In May 2013 shareholders voted to break up the Timken Company—a $5 billion Ohio manufacturer of tapered bearings, power transmissions, gears, and specialty steel—into two separate businesses. Their goal was to raise stock prices. The company, which makes complex and difficult products that cannot be easily outsourced, employs 20,000 people in the United States, China, and Romania. Ward “Tim” Timken, Jr., the Timken chairman whose family founded the business more than a hundred years ago, and James Griffith, Timken’s CEO, opposed the move.
 
 The shareholders who supported the breakup hardly looked like the “barbarians at the gate” who forced the 1988 leveraged buyout of RJR Nabisco. This time the attack came from the California State Teachers Retirement System pension fund, the second-largest public pension fund in the United States, together with Relational Investors LLC, an asset management firm. And Tim Timken was not, like the RJR Nabisco CEO, eagerly pursuing the breakup to raise his own take.
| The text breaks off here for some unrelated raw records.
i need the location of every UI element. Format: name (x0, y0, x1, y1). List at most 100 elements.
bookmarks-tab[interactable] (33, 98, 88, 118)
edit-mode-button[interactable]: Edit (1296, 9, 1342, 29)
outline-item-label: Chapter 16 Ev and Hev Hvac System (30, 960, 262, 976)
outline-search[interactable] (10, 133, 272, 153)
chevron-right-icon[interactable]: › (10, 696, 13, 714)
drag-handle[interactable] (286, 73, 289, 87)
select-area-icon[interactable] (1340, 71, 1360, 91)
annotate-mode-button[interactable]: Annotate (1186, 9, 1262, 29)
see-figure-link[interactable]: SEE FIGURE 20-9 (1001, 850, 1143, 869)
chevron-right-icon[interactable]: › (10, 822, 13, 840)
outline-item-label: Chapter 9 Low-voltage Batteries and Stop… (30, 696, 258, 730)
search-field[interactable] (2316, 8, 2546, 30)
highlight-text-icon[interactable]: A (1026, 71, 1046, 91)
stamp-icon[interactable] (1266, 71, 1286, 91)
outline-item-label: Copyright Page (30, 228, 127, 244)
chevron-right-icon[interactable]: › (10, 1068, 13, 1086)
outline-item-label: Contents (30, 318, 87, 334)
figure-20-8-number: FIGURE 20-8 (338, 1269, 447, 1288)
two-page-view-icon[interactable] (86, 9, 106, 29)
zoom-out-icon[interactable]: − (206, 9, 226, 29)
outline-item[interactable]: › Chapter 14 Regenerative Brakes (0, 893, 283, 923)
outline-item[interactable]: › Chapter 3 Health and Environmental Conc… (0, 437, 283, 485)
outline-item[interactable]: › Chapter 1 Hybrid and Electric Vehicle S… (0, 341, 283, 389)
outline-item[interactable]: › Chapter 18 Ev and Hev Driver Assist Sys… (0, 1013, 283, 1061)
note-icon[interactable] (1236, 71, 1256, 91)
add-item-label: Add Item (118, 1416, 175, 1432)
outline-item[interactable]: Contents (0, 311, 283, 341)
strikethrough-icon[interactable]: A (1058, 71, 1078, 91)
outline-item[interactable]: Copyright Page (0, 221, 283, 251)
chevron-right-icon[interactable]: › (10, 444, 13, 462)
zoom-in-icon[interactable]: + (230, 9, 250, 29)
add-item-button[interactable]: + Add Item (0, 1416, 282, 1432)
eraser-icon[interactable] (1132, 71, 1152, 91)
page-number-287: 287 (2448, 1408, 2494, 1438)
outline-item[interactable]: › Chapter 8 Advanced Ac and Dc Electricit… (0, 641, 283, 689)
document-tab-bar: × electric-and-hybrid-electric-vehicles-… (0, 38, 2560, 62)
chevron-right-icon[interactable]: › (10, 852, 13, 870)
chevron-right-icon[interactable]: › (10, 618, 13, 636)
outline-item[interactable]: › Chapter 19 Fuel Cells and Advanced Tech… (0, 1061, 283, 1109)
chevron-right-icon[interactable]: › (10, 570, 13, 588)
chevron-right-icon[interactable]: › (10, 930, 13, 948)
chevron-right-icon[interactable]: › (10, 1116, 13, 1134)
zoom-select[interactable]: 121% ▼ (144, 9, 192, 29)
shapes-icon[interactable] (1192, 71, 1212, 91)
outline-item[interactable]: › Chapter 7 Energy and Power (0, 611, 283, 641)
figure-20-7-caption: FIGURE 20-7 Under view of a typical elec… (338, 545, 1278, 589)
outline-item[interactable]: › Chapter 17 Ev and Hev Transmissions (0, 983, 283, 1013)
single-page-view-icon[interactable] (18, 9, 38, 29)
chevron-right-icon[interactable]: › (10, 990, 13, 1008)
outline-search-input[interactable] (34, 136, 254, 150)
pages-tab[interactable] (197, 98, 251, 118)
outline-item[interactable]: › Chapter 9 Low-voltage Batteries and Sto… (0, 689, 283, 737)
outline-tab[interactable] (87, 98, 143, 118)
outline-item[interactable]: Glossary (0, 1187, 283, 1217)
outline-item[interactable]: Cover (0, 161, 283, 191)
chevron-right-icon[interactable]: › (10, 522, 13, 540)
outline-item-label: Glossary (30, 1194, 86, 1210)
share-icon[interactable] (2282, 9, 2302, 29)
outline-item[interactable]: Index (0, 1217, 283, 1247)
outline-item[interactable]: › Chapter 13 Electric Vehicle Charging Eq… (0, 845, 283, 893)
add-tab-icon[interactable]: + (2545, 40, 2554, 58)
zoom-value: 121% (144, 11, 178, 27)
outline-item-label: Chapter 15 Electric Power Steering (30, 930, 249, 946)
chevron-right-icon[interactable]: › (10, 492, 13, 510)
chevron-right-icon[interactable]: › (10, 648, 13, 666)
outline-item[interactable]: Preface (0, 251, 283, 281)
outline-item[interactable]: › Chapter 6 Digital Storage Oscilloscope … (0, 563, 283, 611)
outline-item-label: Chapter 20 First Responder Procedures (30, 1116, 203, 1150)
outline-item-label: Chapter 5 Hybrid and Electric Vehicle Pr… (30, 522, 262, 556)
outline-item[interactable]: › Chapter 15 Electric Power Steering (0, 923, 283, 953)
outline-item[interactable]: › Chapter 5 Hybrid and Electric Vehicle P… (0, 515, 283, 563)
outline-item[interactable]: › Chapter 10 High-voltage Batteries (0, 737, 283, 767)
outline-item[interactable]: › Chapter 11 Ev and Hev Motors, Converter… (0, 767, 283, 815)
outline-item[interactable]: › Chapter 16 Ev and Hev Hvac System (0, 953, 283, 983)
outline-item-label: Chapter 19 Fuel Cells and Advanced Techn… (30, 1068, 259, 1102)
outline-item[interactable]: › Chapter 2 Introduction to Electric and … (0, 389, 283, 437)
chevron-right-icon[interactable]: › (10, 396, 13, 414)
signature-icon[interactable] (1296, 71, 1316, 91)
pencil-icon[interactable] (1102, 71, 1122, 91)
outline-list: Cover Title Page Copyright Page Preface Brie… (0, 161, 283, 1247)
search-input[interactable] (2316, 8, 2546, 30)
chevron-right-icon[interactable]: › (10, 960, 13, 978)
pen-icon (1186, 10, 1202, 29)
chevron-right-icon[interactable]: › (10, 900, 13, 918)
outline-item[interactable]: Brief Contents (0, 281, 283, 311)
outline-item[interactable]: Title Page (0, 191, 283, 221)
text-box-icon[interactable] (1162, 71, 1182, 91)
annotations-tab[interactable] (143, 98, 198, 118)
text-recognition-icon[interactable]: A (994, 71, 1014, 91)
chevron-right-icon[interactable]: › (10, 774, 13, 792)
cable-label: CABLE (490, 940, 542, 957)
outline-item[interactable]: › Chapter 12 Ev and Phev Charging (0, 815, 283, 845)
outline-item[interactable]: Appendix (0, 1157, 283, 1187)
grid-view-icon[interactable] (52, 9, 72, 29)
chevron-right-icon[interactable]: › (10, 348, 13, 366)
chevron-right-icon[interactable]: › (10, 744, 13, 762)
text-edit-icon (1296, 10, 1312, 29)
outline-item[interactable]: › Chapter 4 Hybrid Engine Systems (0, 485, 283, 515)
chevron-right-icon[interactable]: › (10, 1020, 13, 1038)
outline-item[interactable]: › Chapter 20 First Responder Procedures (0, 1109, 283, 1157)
But beneath these differences are the same financial pressures that have shaped corporate structure for thirty years.
 
 Urging Timken shareholders to vote for the split, Relational Investors argued that they should want “pure-play” companies, focused on a single industrial activity. Investors would then be free to balance their portfolios by selecting businesses in industrial sectors with varying degrees of risk and sensitivity to different phases of economic cycles. A firm such as Timken—about one-third a steel company (a materials play) and about two-thirds a bearings and power transmission business (an industrial components play)—would lock investors into a mix that, Relational Investors claimed, leads to a discount on share price.